Comment négocier un 4/5e

Après dix ans dans la même entreprise, Estelle veut changer de voie. Auditeur interne dans la finance, à 34 ans, elle veut créer sa société dans le soin des animaux. Et souhaite pour cela négocier un temps partiel, une façon judicieuse de dégager du temps pour s’assurer de la viabilité de son projet. Analyse et conseils de Chine Lanzmann, coach en leadership.

Alors qu’elle a toujours été impliquée et leader dans son équipe, difficile pour Estelle de s’afficher comme quelqu’un susceptible de se désinvestir… Après quelques mois d’hésitation, elle se lance tout de même. « Comme  ma société était dans une situation économique difficile, je savais que la direction serait preneuse de toute solution réduisant la masse salariale. » Mais son N+1, lui, voit les choses autrement : son équipe est en sous-effectif et il a besoin de la compétence d’Estelle. « Quand j’ai sollicité un rendez-vous pour lui demander un 4/5e, il a eu peur que je lui annonce mon départ ! Un temps partiel était un moindre mal à ses yeux. ».

Pour faire passer la pilule, Estelle lui assure qu’elle fera tout pour ne pas le mettre en difficulté et se montre d’une grande souplesse dans les modalités concrètes de son temps partiel. « Pour moi, toutes les solutions étaient envisageables : m’absenter par demi-journées, journées ou cumuler des jours : c’est ensemble que nous avons choisi une absence d’un jour par semaine. »
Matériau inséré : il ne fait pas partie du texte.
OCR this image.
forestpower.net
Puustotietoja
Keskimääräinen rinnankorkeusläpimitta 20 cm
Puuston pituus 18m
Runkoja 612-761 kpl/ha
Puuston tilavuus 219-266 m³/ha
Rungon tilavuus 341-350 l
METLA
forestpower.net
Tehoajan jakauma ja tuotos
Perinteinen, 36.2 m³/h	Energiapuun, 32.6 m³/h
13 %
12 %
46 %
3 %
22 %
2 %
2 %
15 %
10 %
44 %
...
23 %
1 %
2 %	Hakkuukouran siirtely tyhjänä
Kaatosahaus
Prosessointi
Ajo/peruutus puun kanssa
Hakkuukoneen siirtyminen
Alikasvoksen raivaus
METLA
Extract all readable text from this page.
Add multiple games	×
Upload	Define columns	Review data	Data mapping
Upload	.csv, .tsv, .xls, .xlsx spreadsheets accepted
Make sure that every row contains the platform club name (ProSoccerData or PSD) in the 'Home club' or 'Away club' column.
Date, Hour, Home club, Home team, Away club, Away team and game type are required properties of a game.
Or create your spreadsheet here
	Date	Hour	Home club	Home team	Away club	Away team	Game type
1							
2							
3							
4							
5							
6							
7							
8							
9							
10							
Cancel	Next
Négocier un 4/5 è : les conseils de Chine Lanzmann, coach en leadership

● Peser le pour et le contre. Estelle a mis du temps à oser demander un 4/5e. par peur d’essuyer un refus, de paraître moins impliquée dans son travail… Il faut bien peser les risques. Ce choix ne va-t-il pas freiner ma progression de carrière ? Puis-je assumer une baisse de salaire ? Ai-je un vrai projet (familial, personnel, professionnel) qui motive ma démarche ? Comme dans toute négociation, c’est votre motivation qui vous aidera à obtenir ce que vous voulez.

● Préparer ses arguments. Quelles que soient les raisons, il faut présenter la chose de façon positive à votre employeur. « Je suis épuisée, je passe trop de temps au bureau » n’est pas un argument recevable. Mais : « j’ai besoin de consacrer du temps à ma famille pour pouvoir me donner pleinement et en toute sérénité dans mon travail », passera mieux, surtout pour les femmes… Puisque ce sont surtout elles qui choisissent un 4/5e. L’argument de l’équilibre familial est aussi parfait pour déguiser un projet de reconversion…


● Rassurer son employeur.
La difficulté est de rassurer votre employeur sur votre implication. Ce sera plus facile si vous avez fait vos preuves dans le poste. Ensuite, il s’agit de développer les avantages pour l’entreprise : l’esprit serein, vous serez entièrement disponible quatre jours par semaine… et vous vous arrangerez pour faire le même travail ! Eh oui, c’est bien là la limite du système : toutes les salariées aux 4/5e avouent travailler autant qu’avant, pour un salaire réduit… Au final, c’est l’entreprise qui y gagne, et c’est aussi un argument économique à avancer.


● Faire preuve de souplesse. Vous pouvez aussi discuter des modalités de votre temps partiel : proposez deux demi-journées d’absence si votre supérieur semble réticent à vous voir un jour entier loin du bureau… Et assurez le que vous serez présente en cas de réunion stratégique. La souplesse, là encore, fait partie du deal.
Votre patron hésite encore ? Proposez lui une période probatoire : trois ou six mois d’essai pendant lesquels vous démontrerez la viabilité de l’accord. Avec retour au temps plein s’il le souhaite.